About a decade-and-a-half ago, my wife and I went to the Royal Museum of Central Africa in Belgium. Originally opened as a showcase for the spoils the Belgian royal family brought back from its colony in Africa, in what is now the Democratic Republic of Congo, it was recast as a sort of meta-museum.
There were displays of native artifacts and taxidermized African wildlife on the main floor, close to what it might have looked like decades prior. And a level down, there were rooms filled with plunder, including one with scores of elephant skulls. Patrons were allowed to wander in both spaces, and in so doing come to grasp, in some small way, the rapacious mindset of colonialism. Indeed, you learn more about the toll of colonialism than you do about Central Africa in the 19th century.
Watching To Kill a Mockinbird in the 21st century is quite a bit like strolling the halls of the Royal Museum. The film gazes back to Depression-era Alabama in its own unflinching way, and yet it is just as much of an artifact of how Hollywood in the 1960s related to the Civil Rights movement that was cresting at the time of its production and release.
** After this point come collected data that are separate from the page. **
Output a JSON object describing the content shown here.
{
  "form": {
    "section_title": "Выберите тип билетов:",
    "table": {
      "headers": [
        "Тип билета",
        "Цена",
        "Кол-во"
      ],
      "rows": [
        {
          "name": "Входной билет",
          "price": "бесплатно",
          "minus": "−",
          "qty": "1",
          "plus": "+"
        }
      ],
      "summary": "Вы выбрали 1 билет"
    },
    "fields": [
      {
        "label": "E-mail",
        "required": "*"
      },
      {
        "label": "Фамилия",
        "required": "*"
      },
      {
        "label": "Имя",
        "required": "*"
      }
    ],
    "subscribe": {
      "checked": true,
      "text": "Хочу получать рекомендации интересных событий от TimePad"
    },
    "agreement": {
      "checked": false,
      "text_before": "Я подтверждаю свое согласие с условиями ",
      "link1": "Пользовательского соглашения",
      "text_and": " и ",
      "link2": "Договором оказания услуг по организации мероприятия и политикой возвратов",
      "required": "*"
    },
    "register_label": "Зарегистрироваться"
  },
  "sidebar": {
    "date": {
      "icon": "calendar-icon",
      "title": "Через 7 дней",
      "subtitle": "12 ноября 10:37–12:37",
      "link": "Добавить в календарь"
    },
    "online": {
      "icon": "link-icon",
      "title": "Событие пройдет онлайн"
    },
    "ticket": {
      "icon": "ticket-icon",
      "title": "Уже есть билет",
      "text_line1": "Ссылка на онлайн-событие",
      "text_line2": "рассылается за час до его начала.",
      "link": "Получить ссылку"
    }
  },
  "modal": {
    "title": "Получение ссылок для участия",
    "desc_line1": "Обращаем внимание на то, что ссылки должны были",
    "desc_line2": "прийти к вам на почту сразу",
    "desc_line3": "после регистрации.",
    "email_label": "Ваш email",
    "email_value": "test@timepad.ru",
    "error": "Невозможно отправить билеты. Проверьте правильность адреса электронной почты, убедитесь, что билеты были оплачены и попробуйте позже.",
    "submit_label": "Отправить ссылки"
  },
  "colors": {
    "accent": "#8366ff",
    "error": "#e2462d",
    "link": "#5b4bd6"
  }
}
That’s an assessment rendered with as little judgment as possible. I don’t wish to apply a purely 21st-century lens to this film - to drone on about which characters are being “centered” and why that might be problematic - because it is uncharitable, uninteresting, and Roger Ebert has already covered this ground better than I ever could. It is a fact of the film, and maybe the most obvious one when viewing it in 2024. Scout and Jem and Atticus Finch are unquestionably our vantage point. The narration of an older Scout makes this quite explicit, but the side-plot-that’s-not with Boo Radley and even the camera angles, all staged upward to make every adult loom that much larger, do their part as well.
Spatially, To Kill a Mockingbird trains our gaze up because it is a story told from a child’s perspective. Emotionally, it has us stuck in the middle. The Finches are pitted between the community they are nominally a part of - the poor whites who barter goods for legal services - and the cause of justice, which Atticus embraces in his defense of the wrongfully accused Tom Robinson.
This moral no man’s land explain completely the weird vibes of the film at its conclusion. Boo Radley hides, absurdly, behind a door in the Finch house, not wanting to be noticed and yet unmissable, and so it is with this film. Standing still and silent is not enough to not loom over everything. Atticus is interested in justice and jurisprudence for his client, and yet it is him (and Scout and Jem) preventing a lynching and him receiving a guard of honor of sorts after his unsuccessful defense of Tom.
Gregory Peck’s performance as Finch is perhaps the most enduring piece of this film. Peck’s Atticus Finch approaches the Platonic ideal of a crusading lawyer, his wavy hair and horn-rimmed glasses and stern, sober, deep voice setting the standard for every Perry Mason and Matlock and Law and Order legal eagle that would follow.
What’s not so enduring is just about everything else. Much of that is to be expected from a film released in 1962 that depicts a more backward time and place. And it doesn’t neuter its value. Indeed, it makes sense of a bizarre ending in which the characters try to talk themselves in to justice being done even as the justice system has been shown to be such a spectacular failure.
To Kill a Mockingbird is about a man who knows right from wrong but can’t figure out how to instill it in anyone but his own children. So it was in 1962 as white Hollywood settled on what was right and wrestled with how - or even if - it could make things right.